I'm working on a small scraper for fun and when I grab some image urls from certain sites they come back really weird.
For example:
scraped url:
https:\/\/cdn1.vox-cdn.com\/thumbor\/zN9XawbQJgFPkuAcA2JEGgqApm8=\/cdn0.vox-cdn.com\/uploads\/chorus_asset\/file\/3700712\/tomorrowland54fdf04f23efb_2040.0.jpg
desired url:
https://cdn1.vox-cdn.com/thumbor/zN9XawbQJgFPkuAcA2JEGgqApm8=/cdn0.vox-cdn.com/uploads/chorus_asset/file/3700712/tomorrowland54fdf04f23efb_2040.0.jpg
it's adding unnecessary backslashes, so that url doesn't work when you follow it, it gives an error.
I tried using the stripslashes function as it seems like that's it's purpose but it didn't work. The url just stayed the same.

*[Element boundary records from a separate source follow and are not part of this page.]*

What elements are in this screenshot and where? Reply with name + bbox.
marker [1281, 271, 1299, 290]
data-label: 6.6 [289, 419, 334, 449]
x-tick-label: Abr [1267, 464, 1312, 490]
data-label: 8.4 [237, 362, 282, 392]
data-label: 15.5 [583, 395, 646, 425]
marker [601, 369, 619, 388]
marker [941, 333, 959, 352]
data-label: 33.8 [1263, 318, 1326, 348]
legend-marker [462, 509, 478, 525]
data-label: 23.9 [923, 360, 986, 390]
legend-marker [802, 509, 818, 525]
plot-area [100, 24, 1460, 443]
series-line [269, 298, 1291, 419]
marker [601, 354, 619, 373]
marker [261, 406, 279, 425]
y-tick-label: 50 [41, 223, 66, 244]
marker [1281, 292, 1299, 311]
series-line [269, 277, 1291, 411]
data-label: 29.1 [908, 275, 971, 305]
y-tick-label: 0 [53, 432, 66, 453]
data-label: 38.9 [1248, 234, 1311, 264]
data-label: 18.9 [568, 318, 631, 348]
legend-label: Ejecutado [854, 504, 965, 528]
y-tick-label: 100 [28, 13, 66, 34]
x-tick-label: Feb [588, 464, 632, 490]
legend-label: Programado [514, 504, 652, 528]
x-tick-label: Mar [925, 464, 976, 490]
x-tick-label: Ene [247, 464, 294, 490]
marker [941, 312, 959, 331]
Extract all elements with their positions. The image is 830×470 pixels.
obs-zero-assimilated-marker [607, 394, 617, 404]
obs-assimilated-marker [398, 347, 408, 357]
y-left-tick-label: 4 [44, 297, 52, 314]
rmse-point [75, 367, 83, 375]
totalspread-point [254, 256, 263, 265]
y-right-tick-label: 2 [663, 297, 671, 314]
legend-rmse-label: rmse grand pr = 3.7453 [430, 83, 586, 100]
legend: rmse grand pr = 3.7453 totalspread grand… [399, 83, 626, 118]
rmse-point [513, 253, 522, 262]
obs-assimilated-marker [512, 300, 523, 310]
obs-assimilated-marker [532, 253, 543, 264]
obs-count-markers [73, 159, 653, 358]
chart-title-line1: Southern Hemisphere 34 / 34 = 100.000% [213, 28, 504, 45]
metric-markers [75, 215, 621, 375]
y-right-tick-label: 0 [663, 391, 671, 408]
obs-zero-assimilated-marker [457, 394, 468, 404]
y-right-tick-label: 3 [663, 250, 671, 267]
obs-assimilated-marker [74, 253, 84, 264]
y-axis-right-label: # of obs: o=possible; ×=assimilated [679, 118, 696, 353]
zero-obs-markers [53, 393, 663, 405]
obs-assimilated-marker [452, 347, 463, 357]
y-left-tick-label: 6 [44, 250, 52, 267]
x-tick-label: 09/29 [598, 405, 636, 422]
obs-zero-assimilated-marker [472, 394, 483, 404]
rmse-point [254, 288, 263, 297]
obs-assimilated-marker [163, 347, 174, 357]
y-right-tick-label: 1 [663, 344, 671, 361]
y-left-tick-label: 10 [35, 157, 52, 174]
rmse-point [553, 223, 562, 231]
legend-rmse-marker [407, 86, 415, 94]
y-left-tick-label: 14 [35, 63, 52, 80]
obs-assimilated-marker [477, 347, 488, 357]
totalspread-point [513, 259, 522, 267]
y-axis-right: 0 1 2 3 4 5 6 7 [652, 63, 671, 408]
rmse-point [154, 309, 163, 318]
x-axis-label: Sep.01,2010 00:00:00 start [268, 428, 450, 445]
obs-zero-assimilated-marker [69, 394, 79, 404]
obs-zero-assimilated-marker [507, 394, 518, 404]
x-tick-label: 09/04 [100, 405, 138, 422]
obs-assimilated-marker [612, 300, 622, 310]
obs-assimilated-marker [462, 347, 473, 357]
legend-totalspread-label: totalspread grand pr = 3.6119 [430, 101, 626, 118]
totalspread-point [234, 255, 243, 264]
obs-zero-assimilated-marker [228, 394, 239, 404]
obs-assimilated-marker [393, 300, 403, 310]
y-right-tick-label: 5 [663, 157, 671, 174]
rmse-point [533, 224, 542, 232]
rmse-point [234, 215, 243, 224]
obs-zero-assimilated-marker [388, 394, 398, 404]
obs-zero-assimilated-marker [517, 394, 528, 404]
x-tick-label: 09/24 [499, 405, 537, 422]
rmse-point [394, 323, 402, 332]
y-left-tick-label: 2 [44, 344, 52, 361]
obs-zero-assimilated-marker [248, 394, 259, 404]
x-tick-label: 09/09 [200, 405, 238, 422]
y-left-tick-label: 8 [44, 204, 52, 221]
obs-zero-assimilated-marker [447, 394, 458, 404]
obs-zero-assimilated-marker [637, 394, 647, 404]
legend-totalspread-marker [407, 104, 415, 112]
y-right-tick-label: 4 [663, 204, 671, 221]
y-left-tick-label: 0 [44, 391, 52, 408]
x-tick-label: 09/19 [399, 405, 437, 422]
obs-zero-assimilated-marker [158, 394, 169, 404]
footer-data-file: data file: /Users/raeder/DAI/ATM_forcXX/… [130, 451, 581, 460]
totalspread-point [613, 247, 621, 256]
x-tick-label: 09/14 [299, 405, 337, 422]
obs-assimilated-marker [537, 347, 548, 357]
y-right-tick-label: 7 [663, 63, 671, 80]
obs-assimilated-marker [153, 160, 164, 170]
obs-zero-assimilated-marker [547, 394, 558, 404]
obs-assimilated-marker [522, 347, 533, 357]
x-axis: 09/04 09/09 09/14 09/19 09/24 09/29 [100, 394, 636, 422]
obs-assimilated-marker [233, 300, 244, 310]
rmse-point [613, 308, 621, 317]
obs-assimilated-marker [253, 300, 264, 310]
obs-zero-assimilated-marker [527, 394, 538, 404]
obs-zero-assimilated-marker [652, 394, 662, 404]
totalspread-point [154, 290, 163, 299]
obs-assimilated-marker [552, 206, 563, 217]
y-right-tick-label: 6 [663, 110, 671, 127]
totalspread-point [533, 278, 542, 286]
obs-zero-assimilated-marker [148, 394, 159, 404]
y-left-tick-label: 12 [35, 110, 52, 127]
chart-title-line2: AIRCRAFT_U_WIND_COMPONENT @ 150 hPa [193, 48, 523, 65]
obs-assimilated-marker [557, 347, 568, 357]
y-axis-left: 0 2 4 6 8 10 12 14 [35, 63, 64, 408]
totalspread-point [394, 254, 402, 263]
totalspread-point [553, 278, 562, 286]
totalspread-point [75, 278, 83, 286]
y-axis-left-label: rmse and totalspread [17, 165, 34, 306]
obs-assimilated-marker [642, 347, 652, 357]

(edit) here's the code i'm using to grab urls:
function GetImages($page_dom) {
$found_links = [];
$images = $page_dom->getElementsByTagName('img');
foreach ($images as $image) {
$img_src = $image->getAttribute('src');
$found_links[] = $img_src;
}
return $found_links;
}
When you call json_encode
, use the JSON_UNESCAPED_SLASHES
option to prevent it from escaping slashes.
But this shouldn't really be necessary. If you're outputing JSON, you should be sending it to a program that parses JSON, and the JSON parser will translate \/
to /
.